Assange's lawyer, Mark Stephens, has maintained that the allegations stem from "consensual" but "unprotected" sexual encounters, and that Twitter messages sent by one of Assange's accusers undermine statements given to the Swedish police.

In addition to the sexual crime allegations, Assange fears the U.S. government is planning to indict him for espionage-related charges.

"There has been many calls by senior figures in the United States, including elected ones in the Senate, for my execution, the kidnapping of my staff, the execution of the young soldier, Bradley Manning, who they allege is embroiled in these affairs somehow," Assange stated Friday. "That's a very, very serious business. And the United States recently has shown that its institutions seem to failing. They are failing to follow the rule of law, [and] dealing with a superpower that does not appear to be following the rule of law is a serious business."

U.S. officials suspect that WikiLeaks obtained the documents, including the more than 250,000 U.S. diplomatic cables, from Manning, who is being held in solitary confinement in a federal prison for allegedly providing WikiLeaks with classified documents.
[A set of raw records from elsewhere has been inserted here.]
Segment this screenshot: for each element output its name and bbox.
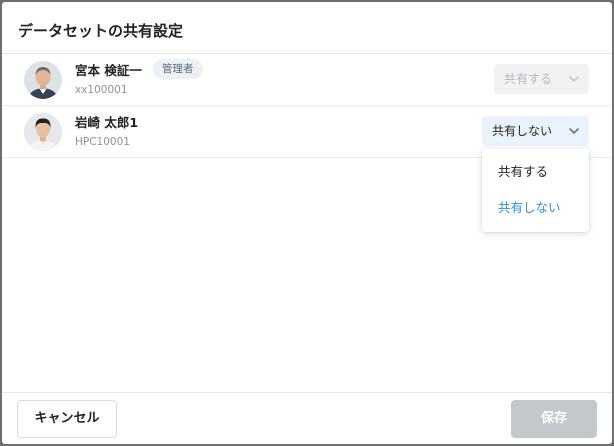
chevron-down-icon: [569, 76, 579, 82]
share-select-disabled: 共有する: [494, 64, 589, 94]
share-select-value: 共有する: [504, 72, 553, 86]
save-button[interactable]: 保存: [511, 400, 597, 438]
user-id: xx100001: [75, 84, 128, 96]
share-select[interactable]: 共有しない: [482, 116, 589, 146]
user-avatar: [24, 61, 62, 99]
footer-divider: [2, 392, 612, 393]
cancel-button[interactable]: キャンセル: [17, 400, 117, 438]
avatar-icon: [24, 61, 62, 99]
user-id: HPC10001: [75, 136, 130, 148]
dialog-title: データセットの共有設定: [18, 22, 184, 40]
user-row: 宮本 検証一 管理者 xx100001 共有する: [2, 54, 612, 106]
menu-option-share[interactable]: 共有する: [482, 154, 589, 190]
share-select-value: 共有しない: [492, 124, 553, 138]
admin-badge: 管理者: [153, 59, 203, 79]
chevron-down-icon: [569, 128, 579, 134]
menu-option-no-share[interactable]: 共有しない: [482, 190, 589, 226]
user-name: 宮本 検証一: [75, 63, 142, 78]
avatar-icon: [24, 113, 62, 151]
user-name: 岩崎 太郎1: [75, 115, 139, 130]
share-dropdown-menu: 共有する 共有しない: [482, 148, 589, 232]
user-avatar: [24, 113, 62, 151]
share-settings-dialog: データセットの共有設定 宮本 検証一 管理者 xx100001 共有する 岩崎 …: [2, 2, 612, 444]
Assange maintains that he did not conspire with Manning to exfiltrate the classified documents from U.S. government servers.

"Our technology means we don't know who is submitting us materials. But the name Bradley Manning was first heard by us when we read an article about his arrest in Wired magazine," Assange said.

As pointed out by CNET's Declan McCullogh, in alleged chat log transcripts with ex-hacker Adrian Lamo, Manning appears to contradict Assange's statement that he didn't know about the Army private until his name appeared in the media. He told Lamo that he "developed a relationship with Assange" over many months.

In the meantime, as the legal maneuvering continues, WikiLeaks is continuing to publish material from its trove of diplomatic cables. So far 1,613 out of 251, 287 leaked U.S. embassy cables - about 0.6% - have been released.